L’obiettivo del lavoro svolto era quello di analizzare livelli, tendenze temporali e distribuzioni delle diverse componenti del Bes, così da identificare punti di forza e di debolezza, nonché particolari squilibri territoriali o gruppi sociali avvantaggiati/svantaggiati, anche in una prospettiva intergenerazionale (sostenibilità). Tra gli indicatori proposti un posto particolare occupa l’ambiente, un settore dove, nonostante i piccoli miglioramenti persistono diverse criticità e contraddizioni.

 

A partire dai dati riferiti per la qualità del suolo e del territorio, per i quali risulta aumentata la disponibilità di verde urbano (rispetto al 2000, nei capoluoghi di provincia sono fruibili 3,1 metri quadrati in più per ogni abitante) e delle aree protette, ma il dissesto idrogeologico rappresenta ancora un grave rischio naturale distribuito su tutto il territorio nazionale. Attualmente inoltre il territorio italiano conta ancora 57 siti di interesse nazionale da bonificare, per un totale di 545 mila ettari, ossia l’1,8% della superficie nazionale.
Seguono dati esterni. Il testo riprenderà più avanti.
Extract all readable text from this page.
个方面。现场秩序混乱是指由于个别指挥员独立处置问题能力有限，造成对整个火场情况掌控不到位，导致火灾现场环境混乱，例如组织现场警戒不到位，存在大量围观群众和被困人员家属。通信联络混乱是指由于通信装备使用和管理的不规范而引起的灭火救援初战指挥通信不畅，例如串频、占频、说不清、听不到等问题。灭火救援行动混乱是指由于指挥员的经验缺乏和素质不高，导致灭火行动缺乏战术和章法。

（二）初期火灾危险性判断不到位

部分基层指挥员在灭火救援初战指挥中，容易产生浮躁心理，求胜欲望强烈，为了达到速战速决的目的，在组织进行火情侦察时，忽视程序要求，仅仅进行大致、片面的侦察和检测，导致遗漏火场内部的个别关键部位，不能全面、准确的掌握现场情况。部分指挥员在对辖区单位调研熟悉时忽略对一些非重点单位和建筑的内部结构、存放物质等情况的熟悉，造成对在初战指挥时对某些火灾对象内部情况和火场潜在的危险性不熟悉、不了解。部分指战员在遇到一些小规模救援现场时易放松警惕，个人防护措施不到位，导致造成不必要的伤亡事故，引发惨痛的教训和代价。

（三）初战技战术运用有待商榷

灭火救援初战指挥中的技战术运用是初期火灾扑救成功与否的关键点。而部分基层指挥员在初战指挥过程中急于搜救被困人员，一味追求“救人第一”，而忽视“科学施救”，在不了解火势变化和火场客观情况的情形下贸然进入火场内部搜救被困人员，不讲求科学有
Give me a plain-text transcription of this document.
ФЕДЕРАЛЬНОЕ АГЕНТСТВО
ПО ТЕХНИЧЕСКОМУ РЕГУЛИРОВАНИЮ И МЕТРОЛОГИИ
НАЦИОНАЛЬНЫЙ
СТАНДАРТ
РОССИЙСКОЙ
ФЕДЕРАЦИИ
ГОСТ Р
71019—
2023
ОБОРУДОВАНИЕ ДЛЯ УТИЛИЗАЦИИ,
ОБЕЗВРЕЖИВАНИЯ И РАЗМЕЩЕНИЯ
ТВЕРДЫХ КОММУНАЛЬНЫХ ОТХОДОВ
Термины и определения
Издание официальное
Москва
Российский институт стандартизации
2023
Più in linea con i dati europei sono le informazioni sull’acqua e la qualità dell’aria: i consumi di acqua potabile, 253 litri per abitante al giorno nel 2008, registrano però ancora un’alta percentuale di dispersione (32%) dovuta a inefficienze delle reti di distribuzione.

 

Nel 2011, – si legge nella nota stampa – il numero di giorni di superamento del livello di PM10, cioè di micro particelle inquinanti nell’atmosfera delle maggiori città italiane, si è attestato a 54,4 giorni, in aumento rispetto ai 44,6 del 2010, con conseguenze negative per la protezione della salute umana”. Infine risultano aumentati i consumi di energia da fonti rinnovabili, dal 15,5% del 2004 al 23,8% del 2011, un livello superiore alla media Ue 27 (19,9%), mentre scende lo sfruttamento di risorse materiali interne, “anche se è troppo presto per parlare di una tendenza alla “dematerializzazione” dell’economia italiana”, spiegano gli autori. Concludono il panorama “ambiente” i dati sui gas climalteranti antropici: le emissioni risultano essere passate da 10 tonnellate di CO2-equivalente per abitante del 2003-2004 si è scesi a poco più di otto del 2009.